Yeah. I got this question when I was interviewing for a job in the company my friend is working in. Mind you. This is MY interview. I don’t see the point of you asking me this question. I was very offended and said, can you please ask questions related to my job and not the physical attributes of my friend? Then, I know I would not get the job. I didn’t want it either. I just want to know my net worth. The two goons went on and on and on sticking their noses into my friend’s secret diet regime. I should have shot them the answer, “Oh, she’s on a diet plan called anorexia nervosa. You should try it yourself sometime, you nosy bitches!”

Do you know so-and-so?

In this line of work, the world is very small. We seemed to bump into each other, unfortunately, some of them are enemies. In an interview, I could smell trouble when the financial controller asked me if I know this person, that person. I was well aware that she must have found out something unfavorable about me from this or that person that she mentioned about me.

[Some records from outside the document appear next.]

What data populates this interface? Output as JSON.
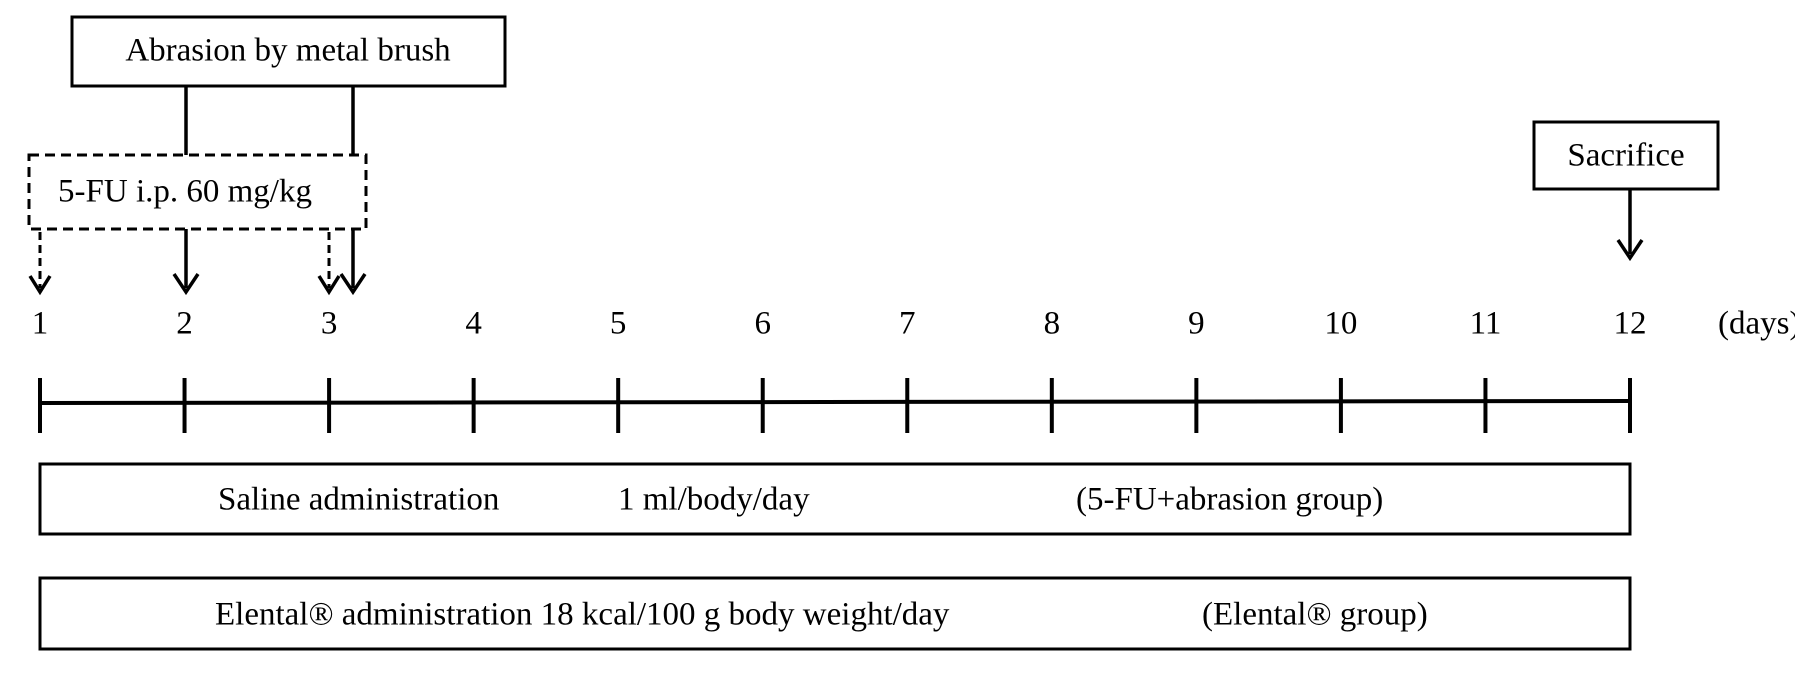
{
  "top_box": "Abrasion by metal brush",
  "dose_box": "5-FU i.p. 60 mg/kg",
  "end_box": "Sacrifice",
  "timeline": {
    "days": [
      1,
      2,
      3,
      4,
      5,
      6,
      7,
      8,
      9,
      10,
      11,
      12
    ],
    "unit": "(days)"
  },
  "groups": [
    {
      "treatment": "Saline administration",
      "dose": "1 ml/body/day",
      "group": "(5-FU+abrasion group)"
    },
    {
      "treatment": "Elental® administration 18 kcal/100 g body weight/day",
      "group": "(Elental® group)"
    }
  ]
}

The thing is, if you already heard “bad remarks” about me, you might as well save your time as well as mine and reject my application at the first place. It’s really despicable to put me up on a stage and stone me. Worse, she was not listening to both side stories and already found me guilty. Well, it’s karma really. I heard that, the department is forever changing staff. Who would want to work for people who never give anyone chances and one track minded. For the record, I didn’t do anything bad. I admit I am a rebellious person but I am not a rebel without a cause. I always uphold what is right, give you things to think about, ways to improve methods of working, and give 100% at work.

So, what horror stories you have for me, from your interviews?

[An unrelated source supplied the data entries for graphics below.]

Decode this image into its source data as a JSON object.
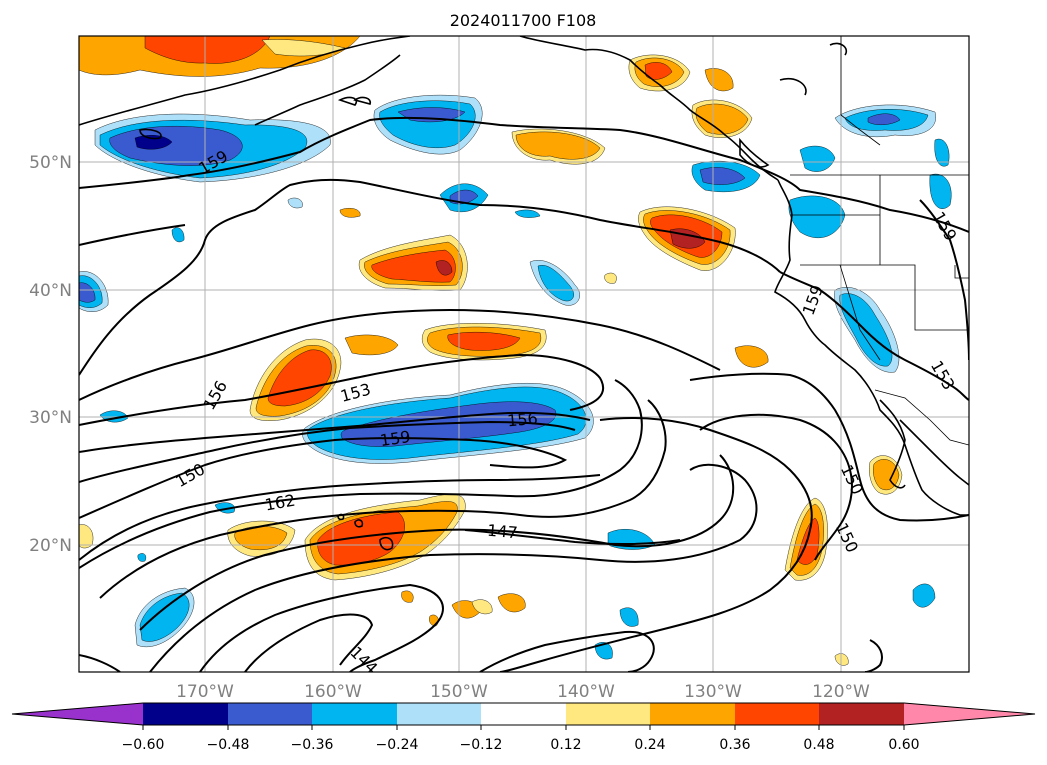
{
  "title": "2024011700 F108",
  "lat_labels": [
    "50°N",
    "40°N",
    "30°N",
    "20°N"
  ],
  "lon_labels": [
    "170°W",
    "160°W",
    "150°W",
    "140°W",
    "130°W",
    "120°W"
  ],
  "colorbar": {
    "ticks": [
      "−0.60",
      "−0.48",
      "−0.36",
      "−0.24",
      "−0.12",
      "0.12",
      "0.24",
      "0.36",
      "0.48",
      "0.60"
    ],
    "colors": [
      "#9932cc",
      "#00008b",
      "#3a5bd0",
      "#00b5f0",
      "#aee0fa",
      "#ffffff",
      "#ffe880",
      "#ffa500",
      "#ff4500",
      "#b22222",
      "#ff88aa"
    ]
  },
  "contour_labels": [
    "159",
    "156",
    "153",
    "150",
    "162",
    "147",
    "144",
    "156",
    "159",
    "159",
    "159",
    "153",
    "150"
  ],
  "colors": {
    "deep_neg": "#00008b",
    "strong_neg": "#3a5bd0",
    "mid_neg": "#00b5f0",
    "weak_neg": "#aee0fa",
    "weak_pos": "#ffe880",
    "mid_pos": "#ffa500",
    "strong_pos": "#ff4500",
    "deep_pos": "#b22222"
  }
}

8 thoughts on “Interviews on Elm Street

  1. I can imagine your shock when the interviewer asked you if you can forge a signature. After all it’s your 1st company secretarial job interview. Luckily didn’t give you a bad impression of this line.

  2. Gee, it’s not a good thing when someone asks you if you forge signatures man…… when it comes down to the crunch.. YOU’re the one who’s gonna be put up for blame ….. tsk tsk tsk … so unprofessional!

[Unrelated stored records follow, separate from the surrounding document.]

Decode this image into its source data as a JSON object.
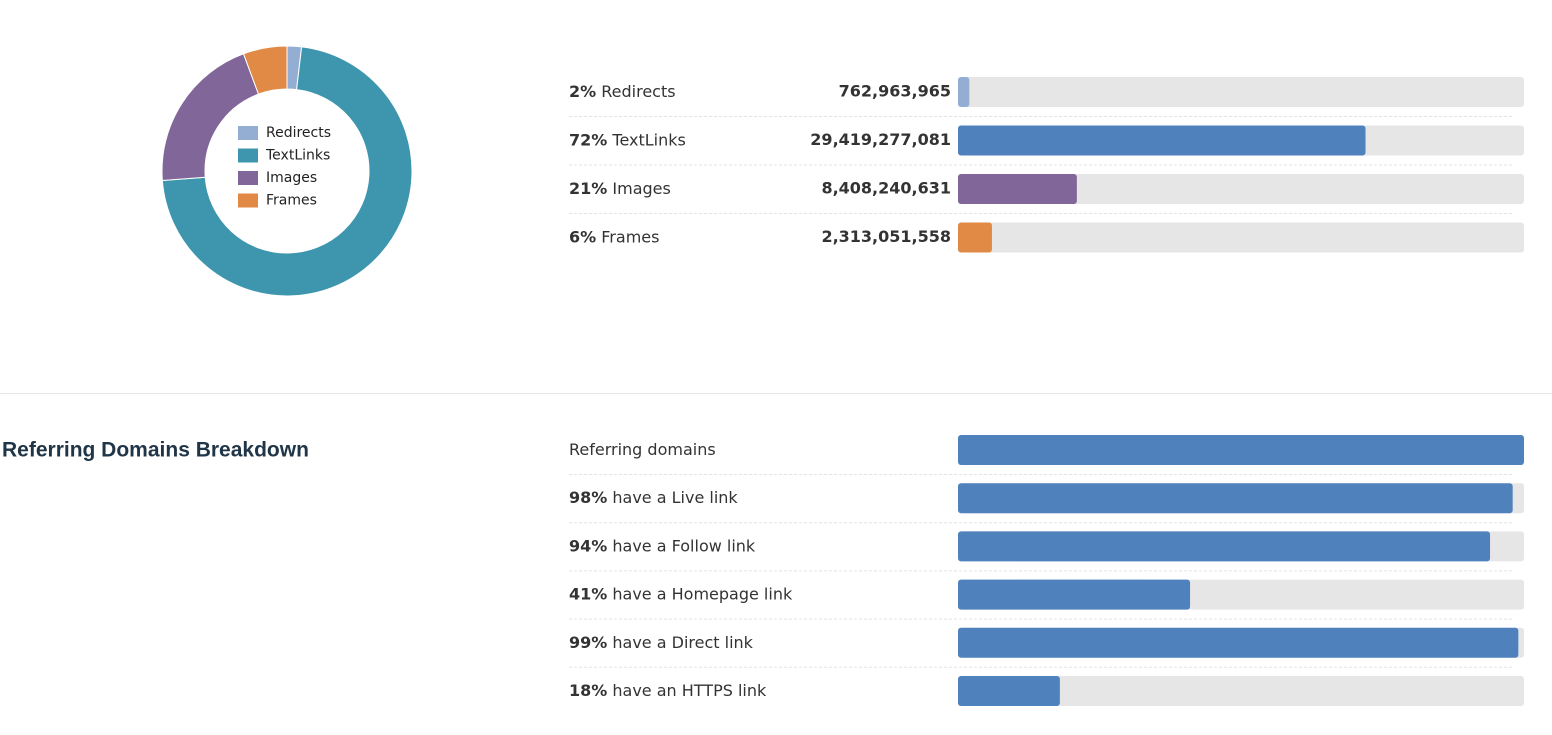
{
  "chart_data": {
    "type": "pie",
    "categories": [
      "Redirects",
      "TextLinks",
      "Images",
      "Frames"
    ],
    "values": [
      762963965,
      29419277081,
      8408240631,
      2313051558
    ],
    "value_labels": [
      "762,963,965",
      "29,419,277,081",
      "8,408,240,631",
      "2,313,051,558"
    ],
    "colors": [
      "#94aed3",
      "#3e96ae",
      "#806699",
      "#e08a45"
    ],
    "percents": [
      {
        "value": 2,
        "label": "2%"
      },
      {
        "value": 72,
        "label": "72%"
      },
      {
        "value": 21,
        "label": "21%"
      },
      {
        "value": 6,
        "label": "6%"
      }
    ],
    "bar_colors": [
      "#94aed3",
      "#4f81bd",
      "#806699",
      "#e08a45"
    ]
  },
  "referring": {
    "title": "Referring Domains Breakdown",
    "color": "#4f81bd",
    "rows": [
      {
        "label": "Referring domains",
        "percent": 100
      },
      {
        "percent": {
          "value": 98,
          "label": "98%"
        },
        "label": "have a Live link"
      },
      {
        "percent": {
          "value": 94,
          "label": "94%"
        },
        "label": "have a Follow link"
      },
      {
        "percent": {
          "value": 41,
          "label": "41%"
        },
        "label": "have a Homepage link"
      },
      {
        "percent": {
          "value": 99,
          "label": "99%"
        },
        "label": "have a Direct link"
      },
      {
        "percent": {
          "value": 18,
          "label": "18%"
        },
        "label": "have an HTTPS link"
      }
    ]
  }
}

    … hmmm… you’re on the prowl for a new job?

  3. Ann: I think right there and then, I was brought to the “real world” when the interviewer asked me that question. I saw a lot of bad practice while I was there for only 1.5 months. The bitchy boss doesn’t even know the difference between having an AGM and adjourned AGM. Forging signature is not the worst… you reminded me that, they had one case that the person signing the Statutory Declaration “in front of the Commissioner of Oath”… is dead. LOL!

    shorthorse: Well, for the record, I never forge signatures. The boss did it all by herself. Ah? Do you have any recommendations? Hehe.

  4. I’ve been asked the 2nd & 3rd questions. Not the rest. The rest sounds so weird though.

    I hate the “where do you see yourself in 5 years’ time” question as well. It’s like you’re giving the type of answers they like to hear.

    I normally rehearse for most questions ie. give them what they want to hear. I’ve changed job every 2 years, so have encountered many repeated questions.

  5. There was a point in time in my career when I was attending interviews almost every other week, so much so my answers became like a record. Just press play!

    The difficult part is trying to sound enthusiastic after being asked the 5 year question the umpteenth time! Hahahah.

    Interviews and interviewing. It’s an art form ;)

  6. ai shiang: I think the interviewers/HR should go for creative class to learn more creative questions. Haha!! Those “other” questions are not weird.. they just reflect how “professional” some firms are in Malaysia.

    unkaleong: Wah.. can gimme “sample” answers or not? So I can “record” and “play” when I go for future interviews. Hahaha! Yes.. I agree with you.. it’s an art form. :D And brother, you always leave your website address wrong one whenever you comment here. You do it on purpose is it? Haha! Anyway, I sudah corrected the web address.

  7. zing: That questions normally asked for high powered positions lah.. me clerk only. That is why I am pissed when they asked me the 5 – 10 years question. Haha!